APRIL IS A BUSY MONTH IN THE GREENHOUSE
Linda Lane is managing director of the family-owned and managed Griffin Glasshouses, now in its 53rd year. She firmly believes that the British grow your own revolution continues to gather momentum and that the greenhouse is a key to success. So, in between getting everything ready for the Griffin stand at next month’s Chelsea Flower Show, Linda is busy in her own greenhouse.
It all kicks off this month. The weather switches from mini heatwave, to frost and from drought to torrential rain and they all impact directly on the greenhouse. Tender growing seedlings may need protection from the scorching sun as well as fleecing up at night from the cold and frost. They need regular watering but you must not get water on seedling leaves in hot sunlight. Everything will dry out at a different pace so constant checking is vital and, of course, aphids and other nasties will be making their way in. Good daytime ventilation is essential.
Another constant fight in my greenhouse is saving the silly old bumblebees. They fly in but quickly become exhausted. I keep a small clear plastic container and a thin sheet of the card at hand to catch them and transport them outside – a considerable distance from the greenhouse!
Overwintered plants that still inside need regular feeding. Seedlings that had been potted using good quality peat-free compost the seedlings should have sufficient food.

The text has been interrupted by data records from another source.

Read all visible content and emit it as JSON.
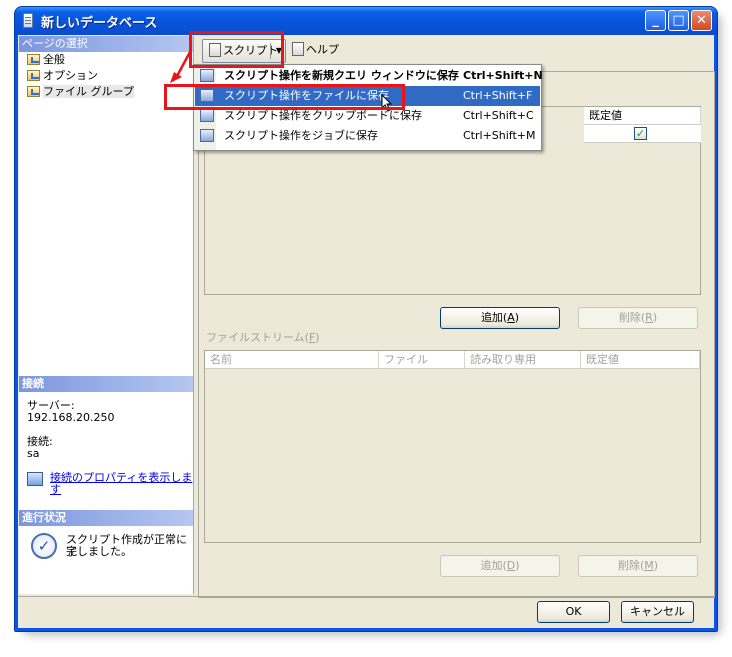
{
  "window": {
    "title": "新しいデータベース"
  },
  "left": {
    "page_select_header": "ページの選択",
    "pages": [
      {
        "label": "全般"
      },
      {
        "label": "オプション"
      },
      {
        "label": "ファイル グループ"
      }
    ],
    "connection_header": "接続",
    "server_label": "サーバー:",
    "server_value": "192.168.20.250",
    "connection_label": "接続:",
    "connection_value": "sa",
    "connection_link_line1": "接続のプロパティを表示しま",
    "connection_link_line2": "す",
    "progress_header": "進行状況",
    "progress_line1": "スクリプト作成が正常に完",
    "progress_line2": "了しました。"
  },
  "toolbar": {
    "script_label": "スクリプト",
    "help_label": "ヘルプ"
  },
  "menu": {
    "items": [
      {
        "label": "スクリプト操作を新規クエリ ウィンドウに保存",
        "shortcut": "Ctrl+Shift+N"
      },
      {
        "label": "スクリプト操作をファイルに保存",
        "shortcut": "Ctrl+Shift+F"
      },
      {
        "label": "スクリプト操作をクリップボードに保存",
        "shortcut": "Ctrl+Shift+C"
      },
      {
        "label": "スクリプト操作をジョブに保存",
        "shortcut": "Ctrl+Shift+M"
      }
    ]
  },
  "filegroups": {
    "default_header": "既定値",
    "default_checked": true,
    "add_label": "追加(",
    "add_key": "A",
    "delete_label": "削除(",
    "delete_key": "R"
  },
  "filestream": {
    "section_label": "ファイルストリーム(",
    "section_key": "F",
    "columns": [
      "名前",
      "ファイル",
      "読み取り専用",
      "既定値"
    ],
    "add_label": "追加(",
    "add_key": "D",
    "delete_label": "削除(",
    "delete_key": "M"
  },
  "footer": {
    "ok_label": "OK",
    "cancel_label": "キャンセル"
  },
  "colors": {
    "titlebar": "#0a55e6",
    "highlight": "#316ac5",
    "annotation_red": "#e8161a"
  }
}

Tomato, pepper and aubergine plants should all be through and ready for potting. But keep them frost-free. Never allow them to dry out, they will not recover. Cucumber seeds can be planted but need bottom heat, particularly at night.
If you are growing first early potatoes in a bag in the greenhouse, keep covering the emerging leaves with compost until they reach the top. They MUST be kept moist and frost-free.
Even on the warmest days, always close up completely at night. Remember to keep watering cans full so they remain a room temperature. Keep an eye out for weeds and always keep the greenhouse neat and tidy. If bringing in plants that have flowered, check to see they are not infested with aphids, slugs and snails
Once they get going, tomato plants grow rapidly. For those destined outside, take them out on frost-free days to gradually harden off but bring them in again at night. For tomato plants destined to grow inside the greenhouse keep them moist. When they are six to eight inches high either pot them into bigger containers or into grow bags and start feeding as soon as the first flowers are seen. Carefully remove side shoots so as not to tear the skin.
It won’t be long before you are enjoying the fruits of your labour. But do remember that on sunny days it’s not only the plants that can burn – you are similarly vulnerable so take care.